Many of the issues discussed in Designing for eventual translation describe changes that will appear in windows in your application. These issues may be more immediately relevant if you’re in the process of preparing your application for international markets. However, keeping these topics in mind as you begin designing your application will help make future localization easier.
There are four aspects of window layouts that are likely to be different from one locale to another.
Translation of English to other languages typically increases the length of the text by thirty to fifty percent. You can allow for this expansion by making prompt boxes wider than required for English text. Also, try to limit the length of the English text. This is especially important in contexts where the amount of space is limited, such as the menu bar.
The actual space required for translated text depends largely upon the target language, so your individual requirements may vary. Size these elements according to your anticipated international needs, but recognize that you’ll probably need to make additional changes to the interface regardless of your initial planning.

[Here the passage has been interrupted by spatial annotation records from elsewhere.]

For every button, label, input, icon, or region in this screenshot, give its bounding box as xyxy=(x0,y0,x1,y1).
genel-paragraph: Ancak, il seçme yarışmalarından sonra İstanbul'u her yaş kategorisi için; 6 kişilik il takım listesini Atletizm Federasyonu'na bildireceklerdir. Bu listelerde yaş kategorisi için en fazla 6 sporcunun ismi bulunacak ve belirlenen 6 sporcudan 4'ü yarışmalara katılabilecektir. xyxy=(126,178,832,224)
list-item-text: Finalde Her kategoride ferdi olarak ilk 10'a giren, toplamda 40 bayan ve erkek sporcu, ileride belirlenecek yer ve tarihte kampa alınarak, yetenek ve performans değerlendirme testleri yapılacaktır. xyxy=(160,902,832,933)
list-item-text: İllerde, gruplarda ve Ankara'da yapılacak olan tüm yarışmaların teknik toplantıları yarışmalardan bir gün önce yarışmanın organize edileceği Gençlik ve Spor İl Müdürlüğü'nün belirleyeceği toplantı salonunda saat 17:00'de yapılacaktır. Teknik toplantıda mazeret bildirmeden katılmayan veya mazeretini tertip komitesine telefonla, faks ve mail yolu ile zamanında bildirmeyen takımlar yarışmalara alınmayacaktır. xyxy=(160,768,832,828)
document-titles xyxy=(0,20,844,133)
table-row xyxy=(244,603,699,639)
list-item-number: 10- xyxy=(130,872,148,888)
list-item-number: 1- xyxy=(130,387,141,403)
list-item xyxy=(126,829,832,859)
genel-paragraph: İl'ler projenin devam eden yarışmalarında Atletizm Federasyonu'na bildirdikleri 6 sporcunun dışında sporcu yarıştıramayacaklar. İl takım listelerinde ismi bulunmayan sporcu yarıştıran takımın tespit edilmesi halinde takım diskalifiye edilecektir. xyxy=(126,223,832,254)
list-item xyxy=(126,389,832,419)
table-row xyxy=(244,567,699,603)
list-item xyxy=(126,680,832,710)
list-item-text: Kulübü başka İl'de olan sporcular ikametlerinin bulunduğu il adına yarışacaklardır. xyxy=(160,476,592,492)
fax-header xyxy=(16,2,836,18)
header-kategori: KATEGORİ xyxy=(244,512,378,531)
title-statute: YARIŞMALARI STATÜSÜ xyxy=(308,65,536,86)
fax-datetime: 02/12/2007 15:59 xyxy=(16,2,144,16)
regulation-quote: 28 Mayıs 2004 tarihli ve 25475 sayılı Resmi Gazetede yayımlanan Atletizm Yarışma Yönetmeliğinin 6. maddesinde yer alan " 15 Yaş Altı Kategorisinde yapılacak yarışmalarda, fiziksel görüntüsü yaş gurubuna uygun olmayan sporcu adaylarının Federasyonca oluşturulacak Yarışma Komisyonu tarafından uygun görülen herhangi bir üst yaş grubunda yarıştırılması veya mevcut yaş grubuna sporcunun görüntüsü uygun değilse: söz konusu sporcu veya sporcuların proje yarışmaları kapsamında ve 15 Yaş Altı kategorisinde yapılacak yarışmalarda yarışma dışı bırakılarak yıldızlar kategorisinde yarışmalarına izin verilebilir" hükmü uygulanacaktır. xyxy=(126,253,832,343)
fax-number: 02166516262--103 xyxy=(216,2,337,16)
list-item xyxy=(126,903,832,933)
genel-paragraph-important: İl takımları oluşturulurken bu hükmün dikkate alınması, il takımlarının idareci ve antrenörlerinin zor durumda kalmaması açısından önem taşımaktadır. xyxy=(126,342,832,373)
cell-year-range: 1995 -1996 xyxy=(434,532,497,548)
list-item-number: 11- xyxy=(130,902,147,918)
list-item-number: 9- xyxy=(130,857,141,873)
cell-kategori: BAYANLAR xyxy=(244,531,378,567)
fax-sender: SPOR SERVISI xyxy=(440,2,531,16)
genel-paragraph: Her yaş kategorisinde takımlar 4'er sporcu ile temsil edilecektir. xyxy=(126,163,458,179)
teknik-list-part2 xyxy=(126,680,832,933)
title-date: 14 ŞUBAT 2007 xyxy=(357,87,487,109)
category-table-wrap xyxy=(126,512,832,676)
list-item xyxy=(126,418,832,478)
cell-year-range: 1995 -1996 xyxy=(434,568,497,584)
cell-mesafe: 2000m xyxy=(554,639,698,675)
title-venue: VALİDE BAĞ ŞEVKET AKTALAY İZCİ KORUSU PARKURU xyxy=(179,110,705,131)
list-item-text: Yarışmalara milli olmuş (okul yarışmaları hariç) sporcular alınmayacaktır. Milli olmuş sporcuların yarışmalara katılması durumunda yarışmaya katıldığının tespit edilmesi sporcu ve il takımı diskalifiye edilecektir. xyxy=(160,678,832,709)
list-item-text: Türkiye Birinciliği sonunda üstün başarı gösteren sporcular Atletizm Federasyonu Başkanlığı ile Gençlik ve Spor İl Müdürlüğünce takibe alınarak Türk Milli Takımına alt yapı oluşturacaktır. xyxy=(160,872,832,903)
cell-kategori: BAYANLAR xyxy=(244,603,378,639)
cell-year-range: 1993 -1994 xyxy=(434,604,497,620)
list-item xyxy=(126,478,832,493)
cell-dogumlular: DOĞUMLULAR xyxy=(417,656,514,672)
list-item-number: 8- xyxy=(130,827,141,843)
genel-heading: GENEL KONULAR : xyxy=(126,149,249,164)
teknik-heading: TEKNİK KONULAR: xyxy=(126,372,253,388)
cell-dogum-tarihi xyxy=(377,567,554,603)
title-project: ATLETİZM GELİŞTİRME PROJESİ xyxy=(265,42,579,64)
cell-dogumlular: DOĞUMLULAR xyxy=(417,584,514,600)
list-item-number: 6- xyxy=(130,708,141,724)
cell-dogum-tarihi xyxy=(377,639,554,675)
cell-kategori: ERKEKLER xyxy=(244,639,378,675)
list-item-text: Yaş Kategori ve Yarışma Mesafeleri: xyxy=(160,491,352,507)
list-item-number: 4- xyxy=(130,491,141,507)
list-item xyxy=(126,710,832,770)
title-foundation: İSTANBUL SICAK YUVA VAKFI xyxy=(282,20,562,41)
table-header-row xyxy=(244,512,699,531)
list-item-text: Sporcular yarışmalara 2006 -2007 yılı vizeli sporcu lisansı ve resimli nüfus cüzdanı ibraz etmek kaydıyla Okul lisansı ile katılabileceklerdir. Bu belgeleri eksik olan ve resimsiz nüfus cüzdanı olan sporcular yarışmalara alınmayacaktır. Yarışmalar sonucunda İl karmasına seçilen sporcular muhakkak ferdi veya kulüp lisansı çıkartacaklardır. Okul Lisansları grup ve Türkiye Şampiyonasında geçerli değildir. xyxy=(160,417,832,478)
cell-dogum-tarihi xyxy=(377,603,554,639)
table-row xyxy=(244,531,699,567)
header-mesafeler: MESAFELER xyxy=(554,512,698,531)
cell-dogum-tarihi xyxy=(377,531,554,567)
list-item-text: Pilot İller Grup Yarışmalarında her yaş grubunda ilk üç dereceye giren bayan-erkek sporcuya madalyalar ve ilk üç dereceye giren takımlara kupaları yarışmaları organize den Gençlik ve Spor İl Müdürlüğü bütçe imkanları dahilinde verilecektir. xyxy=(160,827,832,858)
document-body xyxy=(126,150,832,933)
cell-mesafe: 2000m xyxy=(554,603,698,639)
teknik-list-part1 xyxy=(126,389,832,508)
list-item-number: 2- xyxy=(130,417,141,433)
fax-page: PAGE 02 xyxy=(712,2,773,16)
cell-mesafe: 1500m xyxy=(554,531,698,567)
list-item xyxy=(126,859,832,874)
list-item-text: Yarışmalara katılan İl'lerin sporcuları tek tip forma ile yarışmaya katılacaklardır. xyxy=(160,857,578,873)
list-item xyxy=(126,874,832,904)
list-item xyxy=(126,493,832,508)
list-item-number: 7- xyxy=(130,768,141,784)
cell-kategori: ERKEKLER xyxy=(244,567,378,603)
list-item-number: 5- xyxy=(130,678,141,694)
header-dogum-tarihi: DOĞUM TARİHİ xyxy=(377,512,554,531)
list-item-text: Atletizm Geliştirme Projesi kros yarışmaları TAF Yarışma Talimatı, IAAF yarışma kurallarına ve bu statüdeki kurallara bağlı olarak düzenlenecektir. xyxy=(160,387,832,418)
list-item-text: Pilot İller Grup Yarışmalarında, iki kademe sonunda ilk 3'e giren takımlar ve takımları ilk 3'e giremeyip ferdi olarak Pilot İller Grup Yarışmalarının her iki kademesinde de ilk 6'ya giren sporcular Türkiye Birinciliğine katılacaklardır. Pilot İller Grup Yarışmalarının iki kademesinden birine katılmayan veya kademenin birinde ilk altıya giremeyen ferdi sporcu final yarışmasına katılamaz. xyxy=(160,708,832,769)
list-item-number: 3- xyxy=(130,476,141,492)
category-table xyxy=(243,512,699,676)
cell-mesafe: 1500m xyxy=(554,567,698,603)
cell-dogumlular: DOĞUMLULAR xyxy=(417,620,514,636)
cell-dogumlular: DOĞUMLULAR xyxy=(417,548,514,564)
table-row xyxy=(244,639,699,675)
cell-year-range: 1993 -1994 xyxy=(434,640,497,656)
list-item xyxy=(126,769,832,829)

Extended character sets may not always be displayed correctly, depending upon the font that’s being used. If you find that characters such as Å or ç aren’t displayed correctly in the Windows version of your application, add the NativeFontLeading=TRUE setting to the defaults file. This setting changes the way fonts are displayed, allowing extra vertical space to accommodate accented uppercase letters.
Some window fields may need to be repositioned to accommodate local standards for data entry or accounting functions. Translating text may require changes to window design, since the size of the text may increase.
When designing graphic elements or icons, be aware that some images may be offensive or inappropriate in certain cultures or contexts. We recommend that you verify that the graphics in your application are appropriate for the target country.